Delighted to meet her

Grabbed Bridget Jones's Diary at a book sale

Bridget Jones writes in her diary what I won't dare write in my own: current weight, calorie intake, sexual encounters, humiliations and defeats; and in a manner I cannot even begin to master: straightforward and witty.

Chick lit is an unexplored (because avoided) territory for me. My impression of the genre is tied to whiny girls belaboring the obvious about love, men, and other girls. So why the sudden foray into the unknown? No special reason, except the human urge to sometimes try something different and know. Plus, my inner Anglophile whispered, Bridget is brilliant.

The book was published when I was still in high school, though I only learned about it in college when the film adaptation came out. It is, I realize, for the better that I've read it now than then; for surely back when I was 19, I would have little appreciation for the theory that
Homosexuals and single women in their thirties have natural bonding: both being accustomed to disappointing their parents and being treated as freaks of society.
That Bridget Jones's diary serves as a mirror to most urban 'singletons' is already a given; but to boost the reader's enjoyment and self-esteem, a number of her accounts and self-assessments are also invitations to schadenfreude—
Wise people will say Daniel should like me just as I am, but I am a child of Cosmopolitan culture, have been traumatized by super-models and too many quizzes and know that neither my personality nor my body is up to it if left to its own devices.
This is not to say that her experiences range from OK to bad to very bad, and that she is painfully self-deprecating. In fact her stories, while laden with great lows, comprise great highs. And whatever she is faced with, Bridget, at best, faces it with realism, kindness, and thoughtful reverie.

In what I regard as the most striking passage in the book, Bridget Jones lays down the worst thing about the game of love: the idea that it is a game and you have to scour the earth to find your match; as if love is one emotion (salute to Edward Thomas) with a universal standard you can measure all sentiment with anyone against—
When someone leaves you, apart from missing them, apart from the fact that the whole little world you've created together collapses, and that everything you see or do reminds you of them, the worst is the thought that they tried you out and, in the end, the whole sum of parts adds up to you got stamped REJECT by the one you love. [my emphasis]
Our heroine eventually discovers a good man, or in her words, a 'nice boyfriend'. Remaining true to its tone, the book narrates a promising romance without grand gestures and declarations (but is sweet and exciting nonetheless). If there is anything I'm missing, it's a positive conclusion for the gentlest of men in Bridget's life, her father. (Maybe in the sequel?)
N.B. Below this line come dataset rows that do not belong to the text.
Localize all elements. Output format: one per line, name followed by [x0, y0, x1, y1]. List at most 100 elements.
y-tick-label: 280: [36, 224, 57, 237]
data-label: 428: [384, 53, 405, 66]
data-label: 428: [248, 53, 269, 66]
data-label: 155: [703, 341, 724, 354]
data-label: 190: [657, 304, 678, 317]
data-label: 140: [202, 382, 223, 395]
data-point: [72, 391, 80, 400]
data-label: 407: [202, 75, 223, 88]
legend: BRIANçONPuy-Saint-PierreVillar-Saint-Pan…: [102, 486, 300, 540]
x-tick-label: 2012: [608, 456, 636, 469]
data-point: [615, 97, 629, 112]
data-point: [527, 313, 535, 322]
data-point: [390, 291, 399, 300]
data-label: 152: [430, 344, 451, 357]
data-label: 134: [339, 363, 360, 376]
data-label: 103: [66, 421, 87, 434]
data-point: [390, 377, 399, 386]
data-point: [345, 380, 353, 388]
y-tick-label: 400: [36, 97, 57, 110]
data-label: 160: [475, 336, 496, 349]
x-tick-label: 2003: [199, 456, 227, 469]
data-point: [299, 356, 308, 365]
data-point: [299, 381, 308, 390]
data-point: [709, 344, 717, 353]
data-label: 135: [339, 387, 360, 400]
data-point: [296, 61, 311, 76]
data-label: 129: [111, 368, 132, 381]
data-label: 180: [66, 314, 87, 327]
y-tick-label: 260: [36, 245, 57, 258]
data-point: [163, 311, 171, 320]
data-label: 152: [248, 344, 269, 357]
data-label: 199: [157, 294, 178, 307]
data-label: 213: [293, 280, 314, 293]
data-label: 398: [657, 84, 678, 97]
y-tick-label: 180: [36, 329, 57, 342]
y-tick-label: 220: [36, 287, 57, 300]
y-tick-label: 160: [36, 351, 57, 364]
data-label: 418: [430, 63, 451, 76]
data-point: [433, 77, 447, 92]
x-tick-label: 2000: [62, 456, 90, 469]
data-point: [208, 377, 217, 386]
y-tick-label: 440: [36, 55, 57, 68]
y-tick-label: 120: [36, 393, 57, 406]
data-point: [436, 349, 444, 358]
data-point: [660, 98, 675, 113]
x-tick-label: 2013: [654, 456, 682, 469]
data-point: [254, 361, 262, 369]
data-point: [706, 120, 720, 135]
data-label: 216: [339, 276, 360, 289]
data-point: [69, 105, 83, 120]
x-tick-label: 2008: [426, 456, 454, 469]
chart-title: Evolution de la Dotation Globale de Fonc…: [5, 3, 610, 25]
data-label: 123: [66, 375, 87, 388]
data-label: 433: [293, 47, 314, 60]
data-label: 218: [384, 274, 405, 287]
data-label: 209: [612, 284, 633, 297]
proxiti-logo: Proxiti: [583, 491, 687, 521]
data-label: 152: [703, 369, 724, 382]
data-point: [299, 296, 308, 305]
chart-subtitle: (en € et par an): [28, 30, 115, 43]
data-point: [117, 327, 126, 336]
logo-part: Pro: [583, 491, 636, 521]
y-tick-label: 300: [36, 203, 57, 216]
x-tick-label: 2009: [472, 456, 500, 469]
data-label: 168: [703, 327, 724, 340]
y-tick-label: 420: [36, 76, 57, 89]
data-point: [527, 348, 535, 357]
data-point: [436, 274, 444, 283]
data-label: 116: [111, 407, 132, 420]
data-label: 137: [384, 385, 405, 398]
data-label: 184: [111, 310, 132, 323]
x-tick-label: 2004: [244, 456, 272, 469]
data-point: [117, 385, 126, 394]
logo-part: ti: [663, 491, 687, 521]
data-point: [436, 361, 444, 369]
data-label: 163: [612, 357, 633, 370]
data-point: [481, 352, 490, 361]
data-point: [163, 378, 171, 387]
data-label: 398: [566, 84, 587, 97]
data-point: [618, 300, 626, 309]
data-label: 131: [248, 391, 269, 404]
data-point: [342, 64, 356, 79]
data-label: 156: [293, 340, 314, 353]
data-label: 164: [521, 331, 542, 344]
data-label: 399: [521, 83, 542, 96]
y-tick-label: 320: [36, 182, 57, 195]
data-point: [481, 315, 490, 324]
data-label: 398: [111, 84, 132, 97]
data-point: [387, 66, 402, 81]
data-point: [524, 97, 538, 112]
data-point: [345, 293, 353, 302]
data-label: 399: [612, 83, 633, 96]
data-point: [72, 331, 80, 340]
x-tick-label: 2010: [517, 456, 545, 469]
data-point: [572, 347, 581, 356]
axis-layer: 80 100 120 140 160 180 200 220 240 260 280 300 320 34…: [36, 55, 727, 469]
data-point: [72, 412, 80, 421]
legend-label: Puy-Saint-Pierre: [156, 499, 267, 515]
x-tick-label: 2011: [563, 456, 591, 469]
The back cover teaser claims that 'like millions of readers the world round—you'll find yourself shouting, "Bridget Jones is me!"' In my case, not completely. Instead, Bridget is more of the girl friend I always wish to have—honest, caring, a tad paranoid, and hilariously provocative:
It is proved by surveys that happiness does not come from love, wealth or power but the pursuit of attainable goals: and what is a diet if not for that?